The new Amazon wants to become a leading merchant of death, specializing in robotic drones, while moonlighting as web host for ICE and CIA. Its planned “Washington D.C. footprint” is just across the highway from the Pentagon. The failed effort to come into Queens was offering “twenty-five-thousand jobs.” But who can count how many jobs Amazon has killed, and how many retail stores have closed, due to Amazon artificially lowering prices? (A recent article in Yale Law School journal makes the case that Amazon might be on the road to being a monopoly, since it artificially lowers prices to kill competition.) Amazon promises to add jobs in NYC, but recently committed to making those jobs non-union. Workers at Amazon warehouses complain of onerous conditions at low wages, in which bathroom breaks are rare, and workers sometimes have to urinate into plastic bottles.

Amazon is super convenient. It’s true. But Amazon’s retail customers will feel angst and regret once they learn their dollars pay for robotic drone warfare and racial profiling of immigrants.

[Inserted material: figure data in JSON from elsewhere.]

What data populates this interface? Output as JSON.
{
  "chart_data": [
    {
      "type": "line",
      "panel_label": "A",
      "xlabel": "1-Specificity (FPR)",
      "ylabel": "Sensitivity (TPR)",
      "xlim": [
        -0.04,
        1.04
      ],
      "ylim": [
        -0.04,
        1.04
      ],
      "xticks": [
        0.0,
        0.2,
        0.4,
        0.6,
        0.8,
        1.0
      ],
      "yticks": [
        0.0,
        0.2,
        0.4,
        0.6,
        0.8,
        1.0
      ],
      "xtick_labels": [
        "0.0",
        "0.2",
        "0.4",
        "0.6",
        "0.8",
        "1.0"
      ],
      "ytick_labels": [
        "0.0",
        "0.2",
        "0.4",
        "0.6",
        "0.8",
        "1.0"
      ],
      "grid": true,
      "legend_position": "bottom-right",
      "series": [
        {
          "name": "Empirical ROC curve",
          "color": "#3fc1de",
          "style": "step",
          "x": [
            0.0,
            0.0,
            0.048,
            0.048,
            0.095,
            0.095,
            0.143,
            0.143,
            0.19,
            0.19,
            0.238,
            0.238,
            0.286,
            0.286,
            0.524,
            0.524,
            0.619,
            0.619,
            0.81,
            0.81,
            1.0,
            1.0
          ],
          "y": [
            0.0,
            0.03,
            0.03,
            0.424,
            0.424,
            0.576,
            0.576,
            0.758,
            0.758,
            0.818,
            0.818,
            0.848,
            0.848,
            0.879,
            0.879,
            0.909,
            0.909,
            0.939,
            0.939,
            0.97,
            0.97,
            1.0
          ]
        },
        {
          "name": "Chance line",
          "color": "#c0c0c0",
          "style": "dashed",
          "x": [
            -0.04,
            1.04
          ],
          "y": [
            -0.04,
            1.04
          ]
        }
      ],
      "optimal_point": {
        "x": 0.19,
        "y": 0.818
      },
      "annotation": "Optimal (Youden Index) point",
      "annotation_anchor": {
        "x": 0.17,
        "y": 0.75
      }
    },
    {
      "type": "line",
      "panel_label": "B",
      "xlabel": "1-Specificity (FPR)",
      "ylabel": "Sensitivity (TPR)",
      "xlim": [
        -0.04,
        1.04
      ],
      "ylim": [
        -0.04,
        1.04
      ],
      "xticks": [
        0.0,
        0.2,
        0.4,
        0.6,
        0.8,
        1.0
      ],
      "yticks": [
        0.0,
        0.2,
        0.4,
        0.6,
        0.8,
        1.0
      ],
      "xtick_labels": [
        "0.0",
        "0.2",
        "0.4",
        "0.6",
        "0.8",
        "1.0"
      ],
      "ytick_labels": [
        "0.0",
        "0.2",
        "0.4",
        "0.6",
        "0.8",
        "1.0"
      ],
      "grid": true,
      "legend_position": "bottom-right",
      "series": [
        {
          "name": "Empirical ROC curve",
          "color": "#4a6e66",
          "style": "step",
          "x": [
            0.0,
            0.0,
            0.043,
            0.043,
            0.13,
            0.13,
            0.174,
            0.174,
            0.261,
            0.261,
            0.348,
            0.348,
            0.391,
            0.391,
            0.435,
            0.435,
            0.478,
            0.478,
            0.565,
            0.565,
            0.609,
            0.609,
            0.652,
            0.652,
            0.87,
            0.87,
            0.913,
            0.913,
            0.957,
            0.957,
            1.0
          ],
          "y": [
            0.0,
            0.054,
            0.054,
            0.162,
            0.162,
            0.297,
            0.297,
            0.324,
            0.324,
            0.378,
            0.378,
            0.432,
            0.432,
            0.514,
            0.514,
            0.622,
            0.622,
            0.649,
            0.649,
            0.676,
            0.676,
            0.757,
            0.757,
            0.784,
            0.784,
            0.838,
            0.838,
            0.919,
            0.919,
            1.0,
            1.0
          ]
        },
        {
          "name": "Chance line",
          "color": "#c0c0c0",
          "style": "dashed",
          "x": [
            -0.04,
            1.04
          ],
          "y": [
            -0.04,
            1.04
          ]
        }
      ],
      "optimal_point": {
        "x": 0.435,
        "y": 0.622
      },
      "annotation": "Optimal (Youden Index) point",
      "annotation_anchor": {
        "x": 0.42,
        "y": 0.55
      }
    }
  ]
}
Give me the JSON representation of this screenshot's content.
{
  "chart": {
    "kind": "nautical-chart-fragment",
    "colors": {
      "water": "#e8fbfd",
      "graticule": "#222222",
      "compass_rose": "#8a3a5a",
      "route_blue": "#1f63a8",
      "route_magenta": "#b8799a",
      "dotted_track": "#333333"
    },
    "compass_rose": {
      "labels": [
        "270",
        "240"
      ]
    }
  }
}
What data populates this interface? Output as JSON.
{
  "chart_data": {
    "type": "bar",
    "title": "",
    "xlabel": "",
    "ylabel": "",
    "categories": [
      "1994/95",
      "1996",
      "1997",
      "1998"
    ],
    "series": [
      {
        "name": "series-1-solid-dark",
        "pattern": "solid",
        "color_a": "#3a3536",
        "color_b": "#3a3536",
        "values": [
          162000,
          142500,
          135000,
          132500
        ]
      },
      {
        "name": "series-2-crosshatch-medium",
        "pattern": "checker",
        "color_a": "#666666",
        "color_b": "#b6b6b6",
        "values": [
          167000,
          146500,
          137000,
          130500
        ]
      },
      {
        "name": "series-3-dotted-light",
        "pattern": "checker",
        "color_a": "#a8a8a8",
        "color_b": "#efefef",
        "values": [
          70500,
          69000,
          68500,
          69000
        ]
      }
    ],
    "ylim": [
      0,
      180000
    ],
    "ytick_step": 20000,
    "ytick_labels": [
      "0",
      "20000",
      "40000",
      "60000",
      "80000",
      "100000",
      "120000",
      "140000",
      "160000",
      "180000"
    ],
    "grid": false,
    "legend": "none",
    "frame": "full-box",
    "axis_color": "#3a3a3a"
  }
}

Recently, the American Booksellers Association reported that Amazon could be a monopoly. They control 75% of all online retail bookselling, the way that Standard Oil controlled the oil industry, before it was broken up as a monopoly, in 1911.

Let’s resist this new version of the Amazon monopoly. Amazon is an arms dealer and corporate spy. Let’s advocate that the Federal Trade Commission dismember the Amazon octopus. Let’s support a movement that is fired up to do “trust-busting.”

For our safety, it’s time to break up Amazon.

 

Andrew Laties is the author of Rebel Bookseller: Why Indie Businesses Stand for Everything You Want to Fight For, from Free Speech to Buying Local to Building Communities. He currently co-owns Book and Puppet Company, in Easton, Pennsylvania.